Gerhard Jagschitz hat stets darauf geachtet hat, den "Elfenbeinturm" zu verlassen und sein Fach einer breiten Öffentlichkeit zugänglich zu machen. Am 27. Oktober wird der Zeithistoriker 70 Jahre alt.

Foto: STANDARD/Heribert Corn

Wien - Seine Sammlerwut hat das Bildarchiv des Instituts für Zeitgeschichte der Universität Wien zu einer der bedeutendsten Bild-Dokumentationen der jüngeren Geschichte Österreichs gemacht: Mit ebensolcher wissenschaftlicher Akribie hat Gerhard Jagschitz in fünfjähriger Arbeit ein Gutachten erstellt, mit dem er 1992 im Prozess gegen den Herausgeber der rechtsextremen Zeitschrift "Halt", Gerd Honsik, die sogenannte "Auschwitz-Lüge" vom Tisch gewischt und die von Honsik und seinen Gesinnungsgenossen immer wieder geleugnete Massenvernichtung von Menschen und die Existenz von Gaskammern im Konzentrationslager Auschwitz als eindeutig erwiesen bestätigt hat. Am Mittwoch feiert der Zeitgeschichtler seinen 70. Geburtstag. Aktiv ist er aber noch immer, derzeit ist er an der Planung eines Museums über die Geheimdienste in Österreich beteiligt.

Mit nüchterner, wissenschaftlicher Distanz hat sich Jagschitz nicht nur im Honsik-Prozess als Gutachter profiliert, sondern auch im Wiederbetätigungsprozess gegen Gottfried Küssel 1994, in dem er zu dem Ergebnis kam, dass es sich bei der Volkstreuen Außerparlamentarischen Opposition (VAPO) um eine eindeutig nationalsozialistische Gruppe handle.

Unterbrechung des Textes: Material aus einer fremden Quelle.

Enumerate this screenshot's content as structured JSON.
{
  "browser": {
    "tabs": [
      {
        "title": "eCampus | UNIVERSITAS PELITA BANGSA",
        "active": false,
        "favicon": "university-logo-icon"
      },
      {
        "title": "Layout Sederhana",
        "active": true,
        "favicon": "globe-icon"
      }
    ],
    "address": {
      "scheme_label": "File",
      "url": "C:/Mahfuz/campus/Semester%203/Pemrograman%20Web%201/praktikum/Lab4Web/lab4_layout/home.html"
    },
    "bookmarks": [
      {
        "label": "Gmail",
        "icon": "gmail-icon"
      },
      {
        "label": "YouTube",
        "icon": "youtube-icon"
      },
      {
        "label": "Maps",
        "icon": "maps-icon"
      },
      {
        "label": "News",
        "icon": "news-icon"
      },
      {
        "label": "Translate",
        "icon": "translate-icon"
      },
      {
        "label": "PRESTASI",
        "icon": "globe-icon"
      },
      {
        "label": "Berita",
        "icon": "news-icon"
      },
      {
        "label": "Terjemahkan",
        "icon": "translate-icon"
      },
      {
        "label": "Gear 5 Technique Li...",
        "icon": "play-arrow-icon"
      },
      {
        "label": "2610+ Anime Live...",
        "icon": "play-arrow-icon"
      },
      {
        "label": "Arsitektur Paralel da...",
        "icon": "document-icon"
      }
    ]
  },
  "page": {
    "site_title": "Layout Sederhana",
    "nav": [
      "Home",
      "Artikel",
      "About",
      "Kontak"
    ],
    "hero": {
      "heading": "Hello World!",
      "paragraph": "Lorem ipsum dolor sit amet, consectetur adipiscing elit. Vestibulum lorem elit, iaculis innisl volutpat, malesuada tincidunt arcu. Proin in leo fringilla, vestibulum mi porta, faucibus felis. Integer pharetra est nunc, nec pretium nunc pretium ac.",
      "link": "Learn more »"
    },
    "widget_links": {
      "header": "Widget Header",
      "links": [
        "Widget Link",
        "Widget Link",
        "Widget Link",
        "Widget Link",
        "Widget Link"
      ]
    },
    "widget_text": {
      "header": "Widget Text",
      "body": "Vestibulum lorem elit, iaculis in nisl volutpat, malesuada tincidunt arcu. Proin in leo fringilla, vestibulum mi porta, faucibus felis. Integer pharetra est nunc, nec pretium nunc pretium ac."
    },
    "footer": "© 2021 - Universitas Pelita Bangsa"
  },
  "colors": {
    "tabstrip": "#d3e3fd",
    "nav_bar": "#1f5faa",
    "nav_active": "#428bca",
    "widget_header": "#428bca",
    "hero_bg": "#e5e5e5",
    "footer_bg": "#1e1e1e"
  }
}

Raus aus dem Elfenbeinturm

Jagschitz, der immer darauf geachtet hat, den "Elfenbeinturm" zu verlassen und sein Fach einer breiten Öffentlichkeit zugänglich zu machen, fordert stets einen differenzierten Blick auf die Geschichte - und rüttelt so an so manchem österreichischen Mythos, von den Habsburgern als "Synonym für die gute alte Zeit, die es zwar nie gegeben hat, die wir aber brauchen, weil wir auf etwas stolz sein wollen" bis zu Dollfuß ("Er ist nicht der Heilige oder der Arbeitermörder, sondern sowohl als auch").

Jagschitz ist auch stets Mahner und Kritiker der aktuellen Politik geblieben: Der Historiker hat nie einen Hehl aus seiner Ablehnung des EU-Beitritts Österreichs gemacht, den er mit einem "Souveränitätsverlust" verbindet; 2008 war er Unterzeichner des "Manifests für ein demokratisches Europa" gegen den EU-Reform-Vertrag. Politisch engagiert hat sich Jagschitz auch im Präsidentschaftswahlkampf 1998, als er in einem Proponentenkomitee die Kandidatur von Gertraud Knoll unterstützte. Anlässlich des Eurofighterausschusses 2007 attestierte Jagschitz, der schon 1995 vor der wachsenden "Partei der Nichtwähler" gewarnt hatte, Österreich einen "bananenrepublikanischen Hauch" und kritisierte die Tendenz der Politik, sich immer mehr in den Dienst weniger Interessensgruppen zu stellen.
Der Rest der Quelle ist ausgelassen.